17th June 2025

Culture Starts at the Top

How Leaders Shape a Successful Organisational Culture

Organisational culture isn’t just a set of values written on a wall; it’s the heartbeat of how people work, collaborate, and grow within a company. As Edgar Schein famously pointed out, leaders are the architects of culture, whether consciously or unconsciously.

Great leaders embed culture in three principal ways:

1. What They Pay Attention to, Measure, and Control

2. How They Allocate Resources

3. How They React to Critical Incidents

Let’s break these down and explore how leaders can harness culture as a driving force for business success.


1. What Leaders Pay Attention to, Measure & Control

Think about it, what gets tracked gets prioritised.
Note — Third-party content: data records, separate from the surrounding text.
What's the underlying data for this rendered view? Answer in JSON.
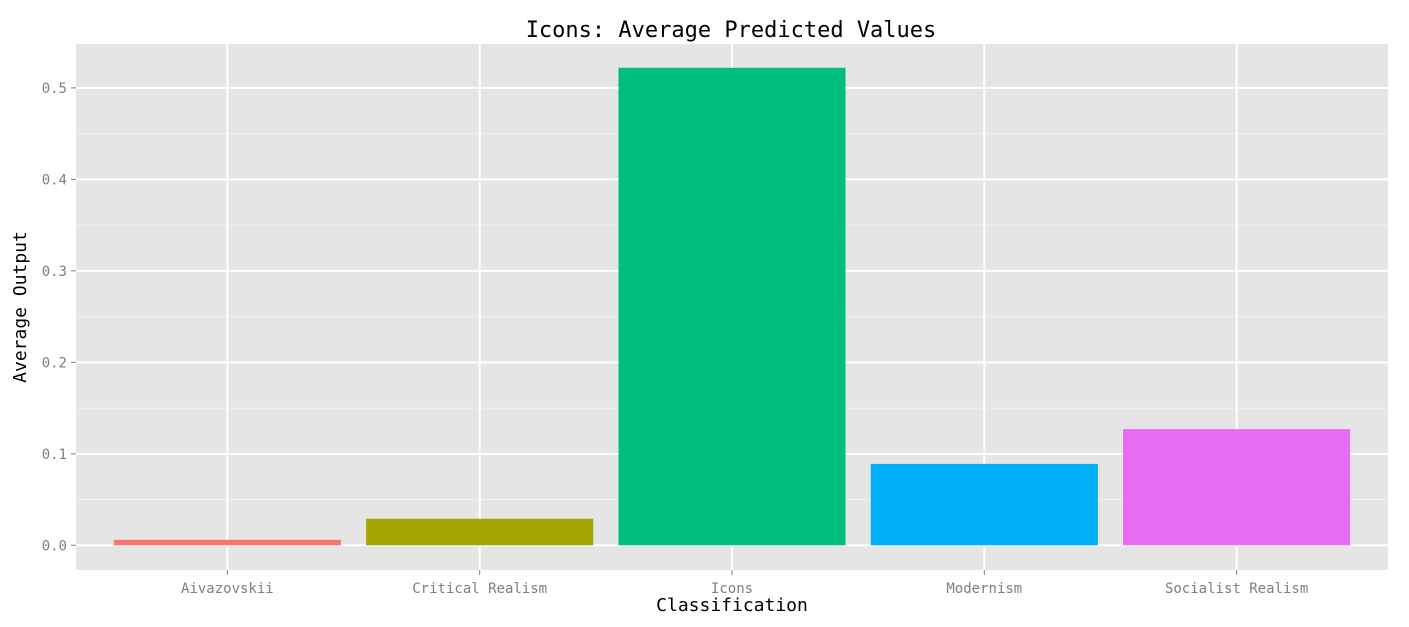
{
  "chart_data": {
    "type": "bar",
    "title": "Icons: Average Predicted Values",
    "xlabel": "Classification",
    "ylabel": "Average Output",
    "categories": [
      "Aivazovskii",
      "Critical Realism",
      "Icons",
      "Modernism",
      "Socialist Realism"
    ],
    "values": [
      0.006,
      0.029,
      0.522,
      0.089,
      0.127
    ],
    "colors": [
      "#F8766D",
      "#A3A500",
      "#00BF7D",
      "#00B0F6",
      "#E76BF3"
    ],
    "ylim": [
      -0.027,
      0.548
    ],
    "yticks": [
      0.0,
      0.1,
      0.2,
      0.3,
      0.4,
      0.5
    ],
    "ytick_labels": [
      "0.0",
      "0.1",
      "0.2",
      "0.3",
      "0.4",
      "0.5"
    ],
    "grid": true,
    "legend": "none",
    "panel_background": "#E5E5E5",
    "gridline_color": "#FFFFFF"
  }
}
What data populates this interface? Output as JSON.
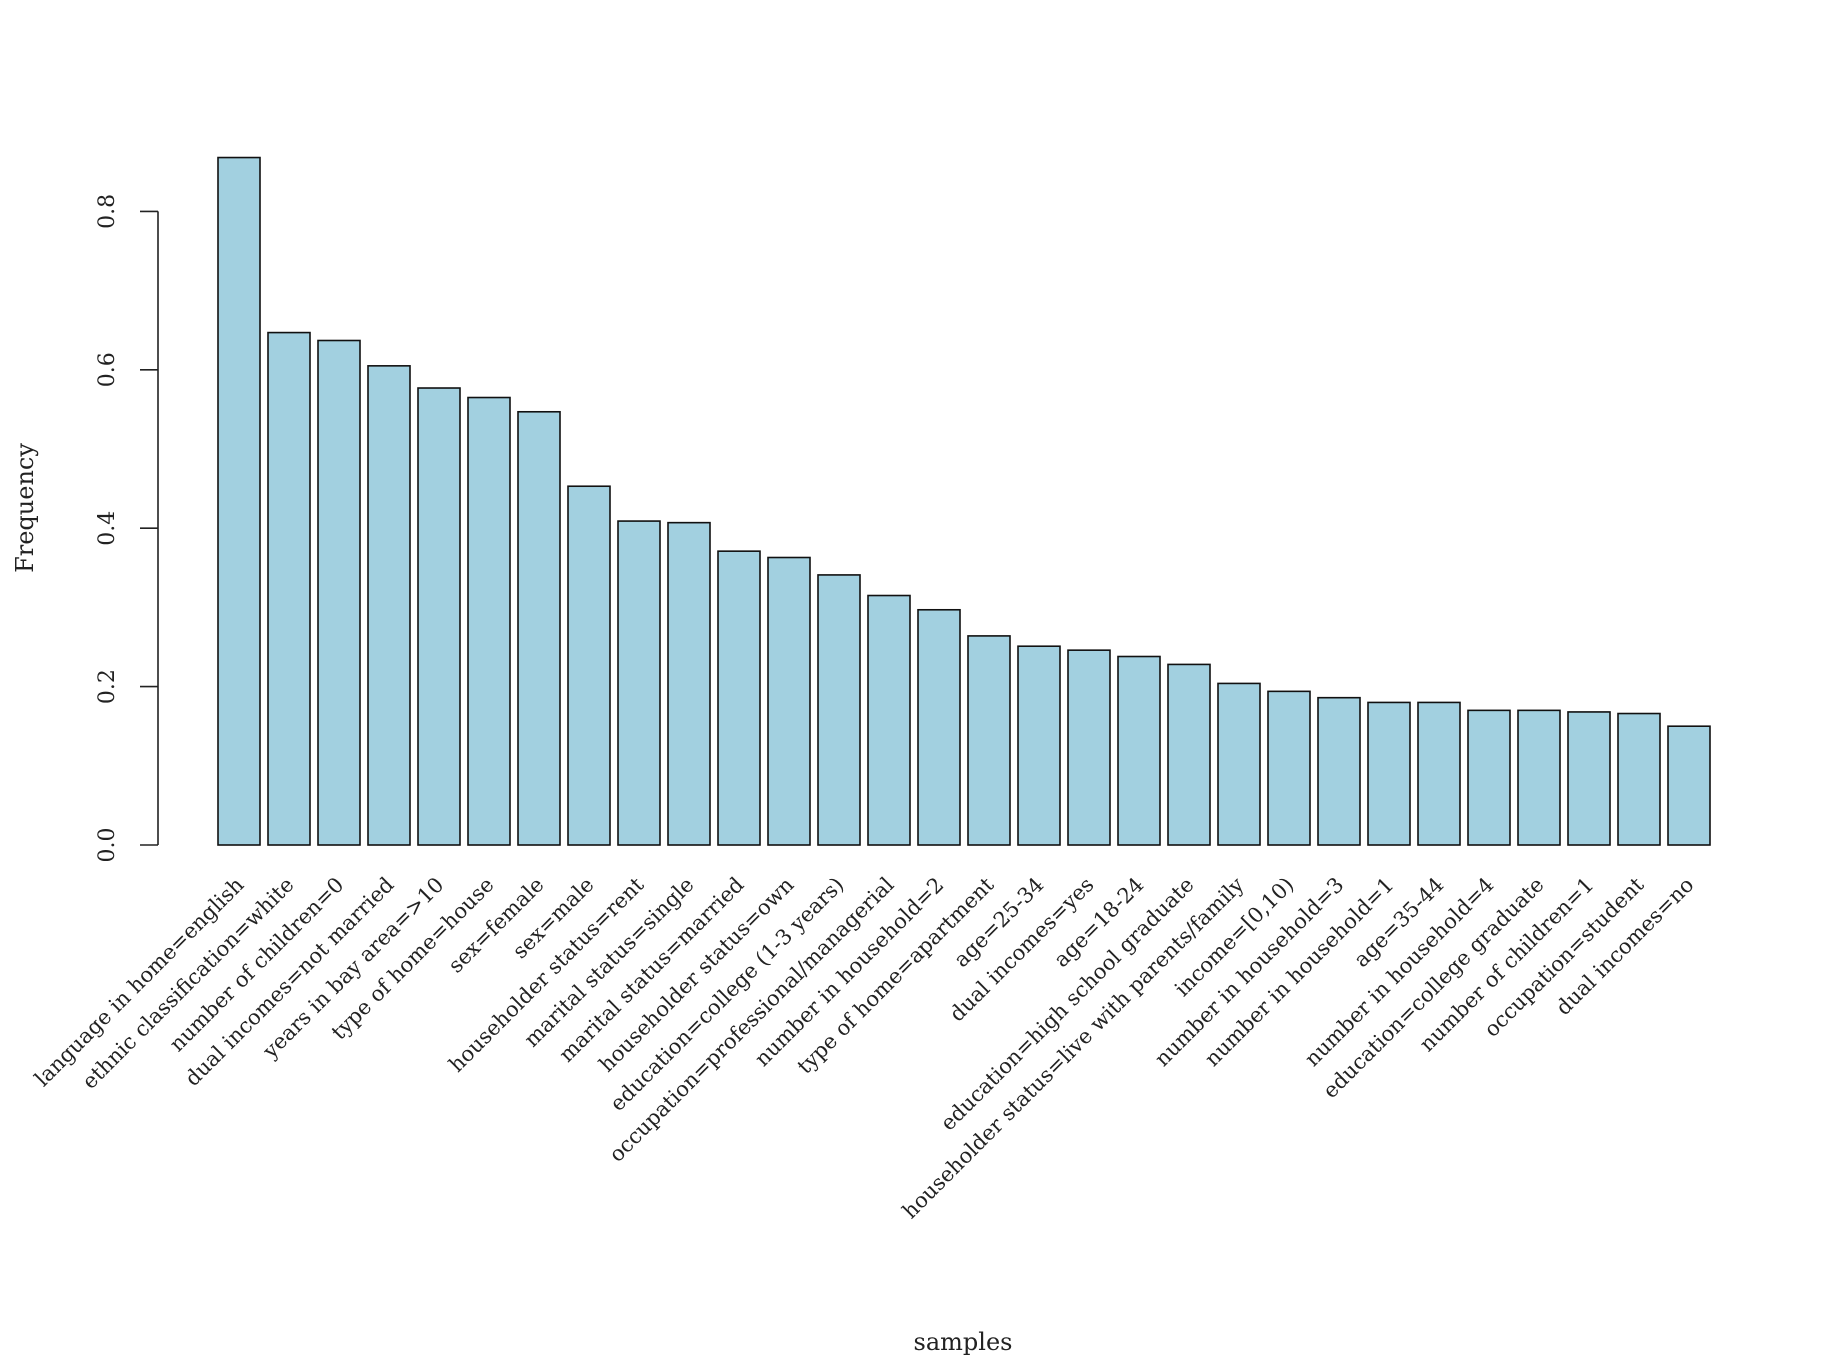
{
  "chart_data": {
    "type": "bar",
    "xlabel": "samples",
    "ylabel": "Frequency",
    "ylim": [
      0,
      0.9
    ],
    "yticks": [
      0.0,
      0.2,
      0.4,
      0.6,
      0.8
    ],
    "ytick_labels": [
      "0.0",
      "0.2",
      "0.4",
      "0.6",
      "0.8"
    ],
    "grid": false,
    "bar_color": "#a2d0e0",
    "bar_edge_color": "#111111",
    "categories": [
      "language in home=english",
      "ethnic classification=white",
      "number of children=0",
      "dual incomes=not married",
      "years in bay area=>10",
      "type of home=house",
      "sex=female",
      "sex=male",
      "householder status=rent",
      "marital status=single",
      "marital status=married",
      "householder status=own",
      "education=college (1-3 years)",
      "occupation=professional/managerial",
      "number in household=2",
      "type of home=apartment",
      "age=25-34",
      "dual incomes=yes",
      "age=18-24",
      "education=high school graduate",
      "householder status=live with parents/family",
      "income=[0,10)",
      "number in household=3",
      "number in household=1",
      "age=35-44",
      "number in household=4",
      "education=college graduate",
      "number of children=1",
      "occupation=student",
      "dual incomes=no"
    ],
    "values": [
      0.868,
      0.647,
      0.637,
      0.605,
      0.577,
      0.565,
      0.547,
      0.453,
      0.409,
      0.407,
      0.371,
      0.363,
      0.341,
      0.315,
      0.297,
      0.264,
      0.251,
      0.246,
      0.238,
      0.228,
      0.204,
      0.194,
      0.186,
      0.18,
      0.18,
      0.17,
      0.17,
      0.168,
      0.166,
      0.15
    ]
  }
}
If a CEO is laser-focused on quarterly financials, employees will naturally orient themselves around hitting financial targets, sometimes at the expense of long-term innovation or employee engagement.

But when leaders spotlight values like collaboration, diversity, or wellbeing alongside performance metrics, they signal what truly matters. Satya Nadella, CEO of Microsoft, exemplifies this cultural shift, transforming the company from a “know-it-all” culture to a “learn-it-all” culture by making continuous learning a central leadership theme.

Want to reinforce a strong culture? Start with the metrics you track. Are you measuring innovation, customer-centricity, or employee well-being as much as financial success?


2. How Leaders Allocate Resources

Budgets, talent, and time are tangible expressions of leadership priorities. If innovation is a buzzword in your organisation, but R&D funding remains stagnant, employees will see through the contradiction.

Patagonia, for example, has built a culture of environmental responsibility, not just in words, but through financial commitments and product decisions that align with sustainability. Leaders at every level ensure their resources reflect their values.

Look at your resource allocation, does it align with your cultural aspirations? If inclusivity is a priority, are training budgets supporting diversity programs? If agility is key, are teams given the autonomy to innovate?


3. How Leaders React to Critical Incidents

Culture is tested in moments of crisis. A leader’s response during challenging times—whether it’s handling layoffs, ethical dilemmas, or reputational risks sends a clear message about organisational values.

Consider Airbnb’s reaction during the COVID-19 crisis. When forced to downsize, CEO Brian Chesky sent a heartfelt, transparent letter to employees explaining the decision, offering generous severance, and providing long-term career support. His leadership during the crisis reinforced Airbnb’s culture of empathy and integrity.

When pressure mounts, step back and ask: How will this decision shape cultural norms in the long run? Short-term reactions can define an organisation’s ethos for years to come.


Final Thought: Culture is a Leadership Responsibility

Culture is never accidental; it’s cultivated through everyday leadership choices. If you’re an organisational leader, ask yourself:

  • What messages do my actions and decisions send?
  • Does our culture empower people or create unnecessary friction?
  • Are we building a culture that employees genuinely believe in?

Schein’s principles remind us that leaders don’t just shape culture; they embody it. And when culture is intentional, it becomes the driving force behind business success.